Sir Alfred William Watson KCB FIA (11 March 1870 – 7 May 1936) was a British actuary and civil servant. In 1917 he became Britain's first government actuary and was very influential in setting up funding from National Insurance for the newly introduced state pension.

== Early life ==
Watson was born in Bristol on 11 March 1870 to parents Alfred Reuban Watson, a violinist and composer, and Emily Morris Hobro. He studied at Nottingham High School, before joining his grandfather Reuban Watson's actuarial practice, R. Watson and Sons. He became a fellow of the Institute of Actuaries in 1893, passing his final examination with the highest mark in his year.

== Career ==
In 1896, Watson was appointed to the 1896 Rothschild Committee on Old Age Pensions, which had been set up to investigate establishing a state pension in the United Kingdom, following the introduction of a state pension in Germany. The committee concluded in 1898 that none of the systems presented to them were viable. Watson questioned witnesses with an "aggressive and combative style".

After continuing his career as an actuary, consulting for friendly societies including the Manchester Unity of Oddfellows. In 1903, he published an article titled Sickness and Mortality Experience (1893–97) of the Manchester Unity of Oddfellows in the Journal of the Institute of Actuaries. In the article, he demonstrated an increase in sickness and a reduction in mortality, with links between occupation and sickness and between region and mortality, and that sickness benefit claims had risen for all groups of members, but most significantly for members older than 65. He began consulting in London from 1910. He gave a series of lectures on the subject of Friendly society finance to the Institute of Actuaries in 1911 and 1912.

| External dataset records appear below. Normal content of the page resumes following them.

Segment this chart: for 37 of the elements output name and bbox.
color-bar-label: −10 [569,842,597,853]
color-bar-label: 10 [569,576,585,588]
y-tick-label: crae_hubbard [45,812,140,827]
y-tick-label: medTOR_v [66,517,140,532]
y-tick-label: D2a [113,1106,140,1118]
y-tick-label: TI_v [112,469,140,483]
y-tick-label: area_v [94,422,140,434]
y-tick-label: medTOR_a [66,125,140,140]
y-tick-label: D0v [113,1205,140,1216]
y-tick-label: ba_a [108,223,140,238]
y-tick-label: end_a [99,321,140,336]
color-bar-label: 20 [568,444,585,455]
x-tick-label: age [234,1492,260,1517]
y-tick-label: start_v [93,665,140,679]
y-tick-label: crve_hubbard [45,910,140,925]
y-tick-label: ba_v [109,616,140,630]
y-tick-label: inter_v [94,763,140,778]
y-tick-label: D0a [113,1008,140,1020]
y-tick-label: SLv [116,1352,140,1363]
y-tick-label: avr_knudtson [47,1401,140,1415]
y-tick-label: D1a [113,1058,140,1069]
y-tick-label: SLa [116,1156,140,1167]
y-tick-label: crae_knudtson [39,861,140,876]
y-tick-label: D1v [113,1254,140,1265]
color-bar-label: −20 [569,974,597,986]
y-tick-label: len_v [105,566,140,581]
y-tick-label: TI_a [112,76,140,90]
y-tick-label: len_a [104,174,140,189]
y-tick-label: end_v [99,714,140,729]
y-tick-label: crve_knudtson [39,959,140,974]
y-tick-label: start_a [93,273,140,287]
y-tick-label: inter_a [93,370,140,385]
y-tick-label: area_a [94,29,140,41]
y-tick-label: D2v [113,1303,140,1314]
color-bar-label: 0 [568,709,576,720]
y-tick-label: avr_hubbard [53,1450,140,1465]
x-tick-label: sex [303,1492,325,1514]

Watson gave advice about the writing of the National Insurance Act 1911, before being appointed chief actuary to the National Health Insurance Joint Committee after the National Insurance bill had become law in 1912. In this role, which he held until 1919, he advised various government departments during World War I. During this time, he worked on plans with the Ministry of Shipping to optimise the use of shipping.

== Government actuary ==
Watson became the first government actuary on 14 May 1917, gaining influence with the expansion of National Insurance, particularly with regard to pensions. He worked inside HM Treasury, and was seen to be aligned with the department's desire for more control over social policy. The Government Actuary's Department was created in July 1919. During the time he held the role, no social policy could become law without his approval. He was often consulted by all government departments on subjects, including subjects outside his specialism.

Watson served on royal commissions on decimalisation in 1918 and national health insurance in 1926. He served as president of the Institute of Actuaries from 1920 to 1922 and served on the council of the Royal Statistical Society and the committee of the Reform Club.

Watson has been credited as the "driving force" behind the introduction of contributory pensions in the United Kingdom, believing that means-tested pensions or universal pensions paid for by general taxation would be unsustainable.

== Personal life ==
Watson married Elizabeth Moffrey, daughter of a grand master of the Manchester Unity of Oddfellows, in June 1895. They had two daughters and a son, who died in childhood. Watson died on 7 May 1936 in London, while still in his role as the government actuary.

== Honours ==
Watson was knighted in 1915 and made a knight commander of the order of the Bath (KCB) in 1920.